FaiRIR: Mitigating Exposure Bias from Related Item Recommendations in Two-Sided Platforms

🔬 Research Summary by Abhisek Dash, a PhD student (TCS Research Fellow) at the Department of Computer Science and Engineering, Indian Institute of Technology, Kharagpur.

[Original paper by Abhisek Dash, Abhijnan Chakraborty, Saptarshi Ghosh, Animesh Mukherjee, Krishna P. Gummadi ]

Overview: Related Item Recommendation (RIR) algorithms weave through the fabric of online platforms having far-reaching effects on different stakeholders. While customers rely on them for exploring products/services that appeal to them, producers depend on them for their livelihood. Such far-reaching effects warrant these systems to be fair to these different stakeholders. Though fairness in personalized recommendations has been well discussed in the community, fairness in RIRs has been overlooked. To this end, in the current work, we propose a novel suite of algorithms that aims at ensuring fairness in related item recommendations while preserving the underlying relatedness of the algorithms.

Introduction

Related Item Recommendations often recommend items in the context of an item viewed or consumed by the user. Some popular examples of related item recommendations are (a) customers who viewed this item also viewed — recommendations on Amazon or, more like this — recommendations on Netflix, etc. With many businesses and individuals depending on online platforms to earn their livelihood, fairness of these related item recommendations has become a matter of focus in recent years. Even on the legislation front, a recent Indian regulation (and those in the EU and USA) mandates e-commerce sites to treat their sellers fairly.

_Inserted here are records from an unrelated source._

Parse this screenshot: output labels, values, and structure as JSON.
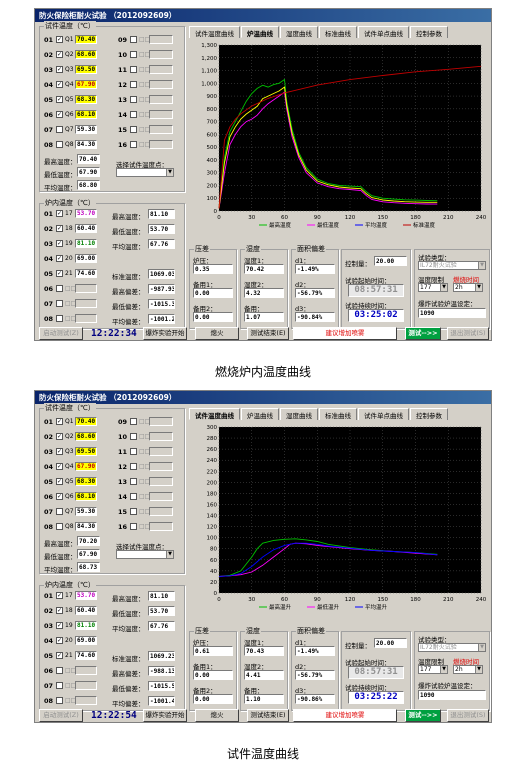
{
  "app_title": "防火保险柜耐火试验 （2012092609）",
  "tabs": [
    "试件温度曲线",
    "炉温曲线",
    "湿度曲线",
    "标准曲线",
    "试件单点曲线",
    "控制参数"
  ],
  "sample_temp_group": "试件温度（℃）",
  "furnace_temp_group": "炉内温度（℃）",
  "sample_channels": [
    {
      "num": "01",
      "checked": true,
      "name": "Q1",
      "value": "70.40"
    },
    {
      "num": "02",
      "checked": true,
      "name": "Q2",
      "value": "68.60"
    },
    {
      "num": "03",
      "checked": true,
      "name": "Q3",
      "value": "69.50"
    },
    {
      "num": "04",
      "checked": true,
      "name": "Q4",
      "value": "67.90"
    },
    {
      "num": "05",
      "checked": true,
      "name": "Q5",
      "value": "68.30"
    },
    {
      "num": "06",
      "checked": true,
      "name": "Q6",
      "value": "68.10"
    },
    {
      "num": "07",
      "checked": false,
      "name": "Q7",
      "value": "59.30"
    },
    {
      "num": "08",
      "checked": false,
      "name": "Q8",
      "value": "84.30"
    }
  ],
  "sample_channels_b": [
    "09",
    "10",
    "11",
    "12",
    "13",
    "14",
    "15",
    "16"
  ],
  "sample_channels_b_name": "□□",
  "sample_stats_labels": [
    "最高温度：",
    "最低温度：",
    "平均温度："
  ],
  "sample_stats_1": [
    "70.40",
    "67.90",
    "68.80"
  ],
  "sample_stats_2": [
    "70.20",
    "67.90",
    "68.73"
  ],
  "select_sample_label": "选择试件温度点：",
  "furnace_channels": [
    {
      "num": "01",
      "checked": true,
      "name": "17",
      "value": "53.70"
    },
    {
      "num": "02",
      "checked": true,
      "name": "18",
      "value": "60.40"
    },
    {
      "num": "03",
      "checked": true,
      "name": "19",
      "value": "81.10"
    },
    {
      "num": "04",
      "checked": true,
      "name": "20",
      "value": "69.00"
    },
    {
      "num": "05",
      "checked": true,
      "name": "21",
      "value": "74.60"
    },
    {
      "num": "06",
      "checked": false,
      "name": "□□",
      "value": ""
    },
    {
      "num": "07",
      "checked": false,
      "name": "□□",
      "value": ""
    },
    {
      "num": "08",
      "checked": false,
      "name": "□□",
      "value": ""
    }
  ],
  "furnace_stats_labels": [
    "最高温度：",
    "最低温度：",
    "平均温度："
  ],
  "furnace_stats": [
    "81.10",
    "53.70",
    "67.76"
  ],
  "std_labels": [
    "标准温度：",
    "最高偏差：",
    "最低偏差：",
    "平均偏差："
  ],
  "std_values_1": [
    "1069.03",
    "-987.93",
    "-1015.33",
    "-1001.27"
  ],
  "std_values_2": [
    "1069.23",
    "-988.13",
    "-1015.53",
    "-1001.47"
  ],
  "pressure": {
    "title": "压差",
    "label1": "炉压：",
    "label2": "备用1：",
    "label3": "备用2：",
    "v1_a": "0.35",
    "v1_b": "0.61",
    "v2": "0.00",
    "v3": "0.00"
  },
  "humidity": {
    "title": "湿度",
    "label1": "湿度1：",
    "label2": "湿度2：",
    "label3": "备用：",
    "a": [
      "70.42",
      "4.32",
      "1.07"
    ],
    "b": [
      "70.43",
      "4.41",
      "1.10"
    ]
  },
  "area": {
    "title": "面积偏差",
    "l1": "d1：",
    "l2": "d2：",
    "l3": "d3：",
    "v": [
      "-1.49%",
      "-56.79%",
      "-90.84%"
    ],
    "v_b": [
      "-1.49%",
      "-56.79%",
      "-90.86%"
    ]
  },
  "control": {
    "label": "控制量：",
    "value": "20.00",
    "start_label": "试验起始时间：",
    "start_time": "08:57:31",
    "elapsed_label": "试验持续时间：",
    "elapsed_1": "03:25:02",
    "elapsed_2": "03:25:22"
  },
  "test_type": {
    "label": "试验类型：",
    "value": "IL72耐火试验",
    "limit_label": "温度限制",
    "time_label": "燃烧时间",
    "limit_value": "177",
    "time_value": "2h",
    "burn_label": "爆炸试验炉温设定：",
    "burn_value": "1090"
  },
  "buttons": {
    "start": "启动测试(Z)",
    "clock_1": "12:22:34",
    "clock_2": "12:22:54",
    "open_exp": "爆炸实验开始",
    "fire": "熄火",
    "end": "测试结束(E)",
    "hint": "建议增加喷雾",
    "test": "测试-->>",
    "exit": "退出测试(S)"
  },
  "legend_1": [
    "最高温度",
    "最低温度",
    "平均温度",
    "标准温度"
  ],
  "legend_2": [
    "最高温升",
    "最低温升",
    "平均温升"
  ],
  "caption_1": "燃烧炉内温度曲线",
  "caption_2": "试件温度曲线",
  "chart_data": [
    {
      "type": "line",
      "xlim": [
        0,
        240
      ],
      "ylim": [
        0,
        1300
      ],
      "x_ticks": [
        0,
        30,
        60,
        90,
        120,
        150,
        180,
        210,
        240
      ],
      "y_ticks": [
        0,
        100,
        200,
        300,
        400,
        500,
        600,
        700,
        800,
        900,
        1000,
        1100,
        1200,
        1300
      ],
      "legend": [
        "最高温度",
        "最低温度",
        "平均温度",
        "标准温度"
      ],
      "series": [
        {
          "name": "最高温度",
          "color": "#00c000",
          "points": [
            [
              0,
              20
            ],
            [
              5,
              420
            ],
            [
              10,
              620
            ],
            [
              15,
              700
            ],
            [
              20,
              780
            ],
            [
              25,
              860
            ],
            [
              30,
              920
            ],
            [
              35,
              960
            ],
            [
              40,
              985
            ],
            [
              45,
              970
            ],
            [
              50,
              990
            ],
            [
              55,
              1000
            ],
            [
              60,
              1030
            ],
            [
              62,
              860
            ],
            [
              67,
              640
            ],
            [
              73,
              460
            ],
            [
              80,
              340
            ],
            [
              90,
              250
            ],
            [
              100,
              215
            ],
            [
              110,
              200
            ],
            [
              120,
              195
            ],
            [
              130,
              190
            ],
            [
              135,
              150
            ],
            [
              140,
              120
            ],
            [
              150,
              100
            ],
            [
              160,
              93
            ],
            [
              170,
              88
            ],
            [
              180,
              85
            ],
            [
              190,
              82
            ],
            [
              200,
              81
            ]
          ]
        },
        {
          "name": "最低温度",
          "color": "#ff00ff",
          "points": [
            [
              0,
              20
            ],
            [
              5,
              300
            ],
            [
              10,
              520
            ],
            [
              15,
              600
            ],
            [
              20,
              660
            ],
            [
              25,
              700
            ],
            [
              30,
              720
            ],
            [
              35,
              750
            ],
            [
              40,
              800
            ],
            [
              45,
              840
            ],
            [
              50,
              870
            ],
            [
              55,
              900
            ],
            [
              60,
              930
            ],
            [
              62,
              800
            ],
            [
              67,
              580
            ],
            [
              73,
              420
            ],
            [
              80,
              300
            ],
            [
              90,
              220
            ],
            [
              100,
              190
            ],
            [
              110,
              175
            ],
            [
              120,
              168
            ],
            [
              130,
              160
            ],
            [
              135,
              120
            ],
            [
              140,
              90
            ],
            [
              150,
              72
            ],
            [
              160,
              65
            ],
            [
              170,
              60
            ],
            [
              180,
              57
            ],
            [
              190,
              55
            ],
            [
              200,
              54
            ]
          ]
        },
        {
          "name": "平均温度",
          "color": "#ffff00",
          "points": [
            [
              0,
              20
            ],
            [
              5,
              380
            ],
            [
              10,
              580
            ],
            [
              15,
              660
            ],
            [
              20,
              720
            ],
            [
              25,
              760
            ],
            [
              30,
              790
            ],
            [
              35,
              820
            ],
            [
              40,
              880
            ],
            [
              45,
              900
            ],
            [
              50,
              920
            ],
            [
              55,
              940
            ],
            [
              60,
              970
            ],
            [
              62,
              830
            ],
            [
              67,
              610
            ],
            [
              73,
              440
            ],
            [
              80,
              320
            ],
            [
              90,
              235
            ],
            [
              100,
              205
            ],
            [
              110,
              188
            ],
            [
              120,
              180
            ],
            [
              130,
              175
            ],
            [
              135,
              135
            ],
            [
              140,
              105
            ],
            [
              150,
              86
            ],
            [
              160,
              78
            ],
            [
              170,
              73
            ],
            [
              180,
              70
            ],
            [
              190,
              68
            ],
            [
              200,
              68
            ]
          ]
        },
        {
          "name": "标准温度",
          "color": "#c00000",
          "points": [
            [
              0,
              20
            ],
            [
              5,
              556
            ],
            [
              10,
              659
            ],
            [
              15,
              719
            ],
            [
              20,
              761
            ],
            [
              30,
              822
            ],
            [
              45,
              882
            ],
            [
              60,
              925
            ],
            [
              90,
              986
            ],
            [
              120,
              1029
            ],
            [
              150,
              1061
            ],
            [
              180,
              1090
            ],
            [
              210,
              1110
            ],
            [
              240,
              1133
            ]
          ]
        }
      ]
    },
    {
      "type": "line",
      "xlim": [
        0,
        240
      ],
      "ylim": [
        0,
        300
      ],
      "x_ticks": [
        0,
        30,
        60,
        90,
        120,
        150,
        180,
        210,
        240
      ],
      "y_ticks": [
        0,
        20,
        40,
        60,
        80,
        100,
        120,
        140,
        160,
        180,
        200,
        220,
        240,
        260,
        280,
        300
      ],
      "legend": [
        "最高温升",
        "最低温升",
        "平均温升"
      ],
      "series": [
        {
          "name": "最高温升",
          "color": "#00c000",
          "points": [
            [
              0,
              30
            ],
            [
              10,
              32
            ],
            [
              20,
              40
            ],
            [
              30,
              65
            ],
            [
              35,
              80
            ],
            [
              40,
              90
            ],
            [
              50,
              95
            ],
            [
              60,
              97
            ],
            [
              70,
              98
            ],
            [
              80,
              96
            ],
            [
              90,
              93
            ],
            [
              100,
              88
            ],
            [
              120,
              82
            ],
            [
              140,
              78
            ],
            [
              160,
              75
            ],
            [
              180,
              73
            ],
            [
              200,
              70
            ]
          ]
        },
        {
          "name": "最低温升",
          "color": "#ff00ff",
          "points": [
            [
              0,
              30
            ],
            [
              10,
              31
            ],
            [
              20,
              33
            ],
            [
              30,
              38
            ],
            [
              40,
              50
            ],
            [
              50,
              65
            ],
            [
              60,
              80
            ],
            [
              65,
              88
            ],
            [
              70,
              90
            ],
            [
              80,
              89
            ],
            [
              90,
              86
            ],
            [
              100,
              84
            ],
            [
              120,
              80
            ],
            [
              140,
              77
            ],
            [
              160,
              75
            ],
            [
              180,
              72
            ],
            [
              200,
              69
            ]
          ]
        },
        {
          "name": "平均温升",
          "color": "#0000ff",
          "points": [
            [
              0,
              30
            ],
            [
              10,
              31
            ],
            [
              20,
              35
            ],
            [
              30,
              48
            ],
            [
              40,
              65
            ],
            [
              50,
              78
            ],
            [
              60,
              86
            ],
            [
              70,
              90
            ],
            [
              80,
              90
            ],
            [
              90,
              88
            ],
            [
              100,
              85
            ],
            [
              120,
              81
            ],
            [
              140,
              77
            ],
            [
              160,
              75
            ],
            [
              180,
              73
            ],
            [
              200,
              69
            ]
          ]
        }
      ]
    }
  ]
}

As RIR algorithms recommend new items that are “related” or “similar” to the current item, there may arise situations where an item gets much more (or less) exposure than what it deserves. For example, a poor-quality item may be recommended as related to a popular good-quality item. Hence, the poor-quality item may get much more exposure than it deserves. We term this discrepancy between the observed item exposure (as induced by RIRs) and the desired item exposure (e.g., based on merit or any other criteria) as exposure bias.

In its generic form, the related item recommendation pipeline has the following key steps (a) item representation learning: which learns the representation of items so that similar items are closer together, (b) item similarity computation: which provides a quantification of the similarity between two given items, and (c) related item selection: select a set of k related items to be recommended. FaiRIR essentially introduces fairness at these three stages by reconciling underlying relatedness and additional desired exposure considerations. Since the notion of desired exposure is highly contextual, it cannot be riveted to a single operational definition. Therefore, we operationalize this notion of ‘desired’ exposure in multiple ways allowing for multiple contextual assumptions.

Key Insights

In this section, we summarise some of the most interesting observations made during this work. We utilize two standard-related item recommendation approaches: rating-SVD and item2vec, to demonstrate our observations and the utility of our proposals. rating-SVD applies Singular Value Decomposition (SVD) to the user-item rating matrix and uses cosine similarity for similarity evaluation to generate the related item recommendations. item2vec (a replication of word2vec) substitutes items for words and tries to find co-occurrence patterns in user consumption to generate recommendations. In other words, while the former works on the underlying relatedness based on people’s preference toward different items, the latter works on the underlying relatedness based on consumption in close temporal proximity.

Traditional RIR algorithms induce exposure bias: The existing RIR algorithms perform very well in finding related items. However, the exposure that different items get is found to be heavily skewed. To the extent that the top 25% of the items with the most exposure in one of the datasets account for 75% of the entire exposure. Thus, a small fraction of the item set gets a very high fraction of the entire exposure; put differently, there is very low item-space coverage.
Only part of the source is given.